EditorsKit 1.9 Introduces Block Styles, Utility Classes, and Full Height Editor Screen
EditorsKit 1.9 was released this week with a new Block Styling feature for the image and cover blocks. It allows users to change these blocks to be displayed as circular, diagonal, inverted diagonal, rounded corners, or with a shadow. It also adds a “full screen height” display option to the Advanced block settings panel. This makes it easy to turn the Cover, Image, and Media & Text blocks into a hero section.
Jeffrey Carandang, the plugin’s author, has also added a full height toggle option to the editor screen. It makes the editor’s minimum height match the browser’s viewport so that metaboxes are not in view until the user scrolls down. This creates a cleaner interface when creating new posts and pages. It is also optional, so it doesn’t exclude sites where the content added to the metaboxes is more important than the main posting area.
Version 1.9 introduces a feature called Utility Classes to the Advanced CSS Class(es) option. The classes can be removed in one click from the selected block and the preview instantly updates to reflect the change. It also includes auto-suggestion for classnames so they can be easily re-applied.
Carandang shared sample code for how theme developers can add their own utility classes using a custom PHP filter. This makes it more extensible but seems unlikely to that theme authors would go to the trouble, given the plugin’s relatively small user base at the moment.
He is working on improving interoperability with other plugins in the ecosystem by adding filters for plugin and theme developers to make better use of EditorsKit. He also continues to add tweaks and improvements for those using Jetpack, Block Lab, the Genesis Framework, CoBlocks, Thrive Comments, ACF, and other popular third party extensions.

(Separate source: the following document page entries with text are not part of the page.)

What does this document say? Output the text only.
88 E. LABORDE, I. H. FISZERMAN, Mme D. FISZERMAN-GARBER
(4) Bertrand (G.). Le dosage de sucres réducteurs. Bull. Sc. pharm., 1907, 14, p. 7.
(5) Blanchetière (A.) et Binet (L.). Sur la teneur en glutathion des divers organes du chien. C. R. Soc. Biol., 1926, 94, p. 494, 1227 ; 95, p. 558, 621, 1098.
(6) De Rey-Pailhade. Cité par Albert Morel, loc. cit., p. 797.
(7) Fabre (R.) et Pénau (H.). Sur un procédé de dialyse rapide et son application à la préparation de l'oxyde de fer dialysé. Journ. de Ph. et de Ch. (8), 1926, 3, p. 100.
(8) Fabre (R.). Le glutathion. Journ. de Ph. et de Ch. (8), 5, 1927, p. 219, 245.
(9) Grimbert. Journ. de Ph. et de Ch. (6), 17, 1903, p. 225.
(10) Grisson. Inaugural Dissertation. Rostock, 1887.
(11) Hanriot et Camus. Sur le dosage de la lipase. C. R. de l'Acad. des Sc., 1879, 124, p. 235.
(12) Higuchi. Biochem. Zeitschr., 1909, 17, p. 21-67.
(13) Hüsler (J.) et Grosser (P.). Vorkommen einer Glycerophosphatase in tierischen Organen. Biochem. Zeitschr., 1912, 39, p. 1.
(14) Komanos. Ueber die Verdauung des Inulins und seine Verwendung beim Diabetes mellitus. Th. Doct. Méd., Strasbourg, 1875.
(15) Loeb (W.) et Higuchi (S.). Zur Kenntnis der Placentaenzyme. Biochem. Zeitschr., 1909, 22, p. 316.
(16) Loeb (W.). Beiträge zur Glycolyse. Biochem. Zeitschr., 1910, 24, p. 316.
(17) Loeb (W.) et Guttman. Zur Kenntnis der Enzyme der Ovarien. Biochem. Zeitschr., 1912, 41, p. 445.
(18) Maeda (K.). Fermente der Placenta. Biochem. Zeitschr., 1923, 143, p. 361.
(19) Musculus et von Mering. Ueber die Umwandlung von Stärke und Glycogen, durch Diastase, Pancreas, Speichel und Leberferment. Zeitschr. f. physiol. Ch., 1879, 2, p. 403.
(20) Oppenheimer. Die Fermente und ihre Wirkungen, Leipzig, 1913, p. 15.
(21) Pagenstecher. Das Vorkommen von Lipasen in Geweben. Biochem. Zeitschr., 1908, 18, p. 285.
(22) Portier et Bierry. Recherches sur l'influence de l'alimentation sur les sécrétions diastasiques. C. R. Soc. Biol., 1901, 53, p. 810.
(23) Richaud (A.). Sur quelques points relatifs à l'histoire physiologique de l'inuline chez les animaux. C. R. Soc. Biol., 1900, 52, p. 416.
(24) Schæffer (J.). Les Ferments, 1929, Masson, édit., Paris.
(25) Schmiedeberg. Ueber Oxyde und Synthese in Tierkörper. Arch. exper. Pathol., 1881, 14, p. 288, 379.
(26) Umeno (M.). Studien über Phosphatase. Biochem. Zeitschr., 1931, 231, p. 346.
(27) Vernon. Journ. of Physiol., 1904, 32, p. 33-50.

Carandang launched EditorsKit on Product Hunt where new users are discovering the plugin for the first time. He also set up a new “frontenberg style ” live demo that lets users test EditorsKit features on the frontend of the site. Demo sites like this are a good way to market Gutenberg blocks, making it convenient for users who would otherwise have to install the plugin on their own test sites.
“My main objective is for EditorsKit to be known in the community,” he said. “I feel like it’s really solid plugin and I need to reach more people. With tons of blocks plugin available, utility plugins like EditorsKit are being left out.”
Although Carandang has no plans to release a pro version of EditorsKit at the moment, he has considered creating commercial extensions for it in the future. Marketing a utility plugin has so far proven to be more of a challenge than plugins that offer custom blocks.
There was some discussion in the EditorsKit community on Facebook about recent EditorsKit features straying into the design aspect of site building. While the new Block Styling options may be a useful for some users, custom shapes and layouts straddle the line between design and editing features. It seems like a slight departure from the more utilitarian editor features the plugin became know for, such as markdown formatting, block visibility, drag-and-drop import/export, and the ability to disable auto-saving.
Carandang may need to tread carefully to keep the plugin from becoming a catch-all drawer of “features that would be nice to have for Gutenberg,” for the sake of marketing it more effectively.
“I don’t plan on adding design utility classes,” he said. “Just padding, margin and flexbox. The rest should be from the theme. I’m planning to help out theme devs that will support EditorsKit with the integration. I don’t want the plugin file to be huge and filled with CSS for design. My goal is still Gutenberg Editor Toolkit.”
A loose EditorsKit roadmap is public with upcoming features outlined in issues on the plugin’s GitHub repo . Most of of those listed seem more aligned with editing than design, so future versions of the plugin likely will not bloat the plugin with too many design-related block settings panels.